Representantes da Gol Linhas Aéreas e da Azul participaram, na terça-feira, 23 de setembro de 2025, de audiência pública na Comissão de Defesa do Consumidor da Câmara dos Deputados, em Brasília. Na reunião, ambas as companhias negaram qualquer plano de fusão e explicaram que a hipótese foi limitada a análises preliminares realizadas durante a fase mais crítica da pandemia de covid-19.
Camilo Coelho, gerente de Relações Institucionais da Azul, informou que a empresa avaliou oportunidades de consolidação quando o tráfego aéreo estava severamente reduzido, mas a ideia não avançou. Segundo o executivo, a Azul passa pelo próprio processo de recuperação judicial, aberto em julho, e concentra esforços na reestruturação operacional e financeira para preservar rotas e empregos.
Pela Gol, o assessor da presidência, Alberto Fajerman, corroborou que houve conversas exploratórias no passado, motivadas pelas dificuldades financeiras gerais do setor. Contudo, ressaltou que a empresa encerrou seu processo de recuperação judicial em junho deste ano e não mantém tratativas de união societária com nenhuma concorrente.
Investigação sobre preços e rotas
Além do possível movimento de consolidação, a audiência abordou denúncias de prática coordenada de preços entre Gol, Azul e Latam. O presidente do Conselho Administrativo de Defesa Econômica (Cade), Gustavo Augusto Freitas de Lima, relatou que o órgão identificou sinais de perda de rivalidade. De acordo com ele, as empresas reduziram a oferta de voos justamente em um período de demanda aquecida, o que pressiona tarifas e acende alerta sobre eventual infração à concorrência.
Estudo apresentado por Juliana Oliveira Domingues, presidente do Instituto Brasileiro de Concorrência e Inovação (IBCI), apontou que a parceria operacional estabelecida entre Azul e Gol no auge da pandemia culminou em corte de rotas e incremento médio de 23% nos preços dos bilhetes. A análise comparou dados de frequência de voos antes e após a cooperação emergencial firmada entre as duas empresas.
Questionada, a Azul atribuiu a redução de frequências à necessidade de adequar custos durante o processo de recuperação judicial. A empresa afirmou ainda que trabalhou para manter ligações essenciais e ressalvou que decisões de malha aérea consideram fatores de demanda, custos de combustível e disponibilidade de aeronaves.

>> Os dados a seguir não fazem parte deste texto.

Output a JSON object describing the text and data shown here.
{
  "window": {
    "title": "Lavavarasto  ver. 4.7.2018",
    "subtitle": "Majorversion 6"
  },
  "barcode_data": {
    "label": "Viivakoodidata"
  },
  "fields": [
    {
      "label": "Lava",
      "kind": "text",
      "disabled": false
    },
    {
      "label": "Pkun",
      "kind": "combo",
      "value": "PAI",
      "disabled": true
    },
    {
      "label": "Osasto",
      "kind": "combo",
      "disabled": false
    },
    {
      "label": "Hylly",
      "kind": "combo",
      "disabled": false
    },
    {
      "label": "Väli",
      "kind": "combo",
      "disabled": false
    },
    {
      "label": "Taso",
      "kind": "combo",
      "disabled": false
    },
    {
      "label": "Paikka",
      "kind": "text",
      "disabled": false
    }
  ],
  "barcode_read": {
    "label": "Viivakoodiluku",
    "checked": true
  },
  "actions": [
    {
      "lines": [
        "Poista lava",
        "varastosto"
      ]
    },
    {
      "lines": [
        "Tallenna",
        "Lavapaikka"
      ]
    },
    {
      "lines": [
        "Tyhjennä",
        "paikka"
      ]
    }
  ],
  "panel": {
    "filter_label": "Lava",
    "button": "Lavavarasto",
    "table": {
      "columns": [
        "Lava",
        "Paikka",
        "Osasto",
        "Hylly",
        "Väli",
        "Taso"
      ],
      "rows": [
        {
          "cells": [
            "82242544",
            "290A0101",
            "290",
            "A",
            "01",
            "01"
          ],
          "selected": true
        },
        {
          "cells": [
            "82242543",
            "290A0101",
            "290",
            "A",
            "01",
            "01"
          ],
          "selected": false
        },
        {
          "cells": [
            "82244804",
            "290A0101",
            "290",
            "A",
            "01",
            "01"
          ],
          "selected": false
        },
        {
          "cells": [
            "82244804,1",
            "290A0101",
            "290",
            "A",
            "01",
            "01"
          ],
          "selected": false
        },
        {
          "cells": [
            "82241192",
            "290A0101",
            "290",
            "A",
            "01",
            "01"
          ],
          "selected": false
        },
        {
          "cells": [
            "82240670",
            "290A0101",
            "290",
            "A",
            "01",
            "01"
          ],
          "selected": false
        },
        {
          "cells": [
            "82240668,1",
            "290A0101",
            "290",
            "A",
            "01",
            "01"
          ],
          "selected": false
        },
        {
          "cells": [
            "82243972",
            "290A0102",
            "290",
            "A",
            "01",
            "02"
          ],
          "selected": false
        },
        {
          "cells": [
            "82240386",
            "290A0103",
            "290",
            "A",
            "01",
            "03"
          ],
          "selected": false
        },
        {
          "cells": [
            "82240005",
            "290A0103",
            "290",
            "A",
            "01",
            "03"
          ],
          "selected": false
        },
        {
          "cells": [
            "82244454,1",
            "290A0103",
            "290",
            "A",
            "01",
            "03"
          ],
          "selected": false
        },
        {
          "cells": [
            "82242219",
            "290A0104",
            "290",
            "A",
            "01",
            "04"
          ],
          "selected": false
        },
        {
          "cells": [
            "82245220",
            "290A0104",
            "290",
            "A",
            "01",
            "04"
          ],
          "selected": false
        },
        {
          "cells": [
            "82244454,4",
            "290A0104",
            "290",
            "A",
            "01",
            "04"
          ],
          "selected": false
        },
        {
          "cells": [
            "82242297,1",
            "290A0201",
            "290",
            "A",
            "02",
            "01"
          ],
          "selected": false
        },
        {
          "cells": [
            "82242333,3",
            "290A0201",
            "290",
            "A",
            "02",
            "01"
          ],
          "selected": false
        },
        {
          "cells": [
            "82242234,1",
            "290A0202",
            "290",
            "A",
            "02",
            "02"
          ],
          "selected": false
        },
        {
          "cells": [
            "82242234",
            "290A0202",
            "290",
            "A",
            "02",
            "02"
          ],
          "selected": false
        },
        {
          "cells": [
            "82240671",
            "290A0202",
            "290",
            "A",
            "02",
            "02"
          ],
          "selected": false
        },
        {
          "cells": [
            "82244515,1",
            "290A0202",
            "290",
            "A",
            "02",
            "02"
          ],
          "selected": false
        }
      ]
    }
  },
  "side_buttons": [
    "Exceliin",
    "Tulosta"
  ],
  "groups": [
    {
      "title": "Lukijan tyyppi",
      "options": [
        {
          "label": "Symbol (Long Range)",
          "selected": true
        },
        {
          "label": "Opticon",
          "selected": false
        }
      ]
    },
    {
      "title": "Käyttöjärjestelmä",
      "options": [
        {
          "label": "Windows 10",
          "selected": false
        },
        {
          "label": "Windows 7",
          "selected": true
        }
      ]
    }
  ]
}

Reclamações de consumidores crescem
No debate, o diretor do Departamento de Proteção e Defesa do Consumidor da Secretaria Nacional do Consumidor (Senacon), Vitor Hugo do Amaral Ferreira, apresentou estatísticas que reforçam o descontentamento dos passageiros. Entre 2023 e agosto de 2025, a plataforma consumidor.gov.br recebeu mais de 240 mil reclamações fundamentadas contra companhias aéreas. Os registros incluem atrasos, cancelamentos, reembolso de passagens e dificuldades de comunicação com as empresas.

Imagem: Agência Câmara de Notícias via brasilturis.com.br
O deputado Daniel Almeida (PCdoB-BA), um dos autores do requerimento para a audiência, classificou a situação do mercado doméstico como instável, com impactos financeiros e de qualidade de serviço para o usuário. Já o deputado Aureo Ribeiro (Solidariedade-RJ), que também solicitou o encontro, assinalou a necessidade de aprimorar mecanismos de transparência, sobretudo em relação à formação de preços e disponibilidade de assentos.
Próximos passos
Durante a sessão, parlamentares indicaram que podem propor novos instrumentos legais para reforçar a concorrência, estimular a entrada de empresas de baixo custo e revisar regras de proteção ao consumidor. O Cade, por sua vez, continua a coleta de informações sobre tarifas e oferta de voos, inclusive com requisições formais de dados às companhias investigadas. Se forem constatadas infrações, o órgão pode aplicar multas e impor restrições concorrenciais.
A Comissão de Defesa do Consumidor também pretende acompanhar a evolução do processo de recuperação judicial da Azul, monitorar os efeitos do término da recuperação da Gol e verificar a atuação da Latam, maior companhia aérea em atividade no País. A expectativa dos deputados é elaborar um relatório com recomendações ao Ministério de Portos e Aeroportos, à Agência Nacional de Aviação Civil (Anac) e à Senacon.
Com a negativa pública de fusão e a continuidade das apurações sobre preços, o cenário do transporte aéreo nacional permanece em observação pelos órgãos reguladores e pelo Congresso. As conclusões do Cade, previstas para os próximos meses, podem definir novos parâmetros para a concorrência e influenciar a política de tarifas no mercado brasileiro de aviação.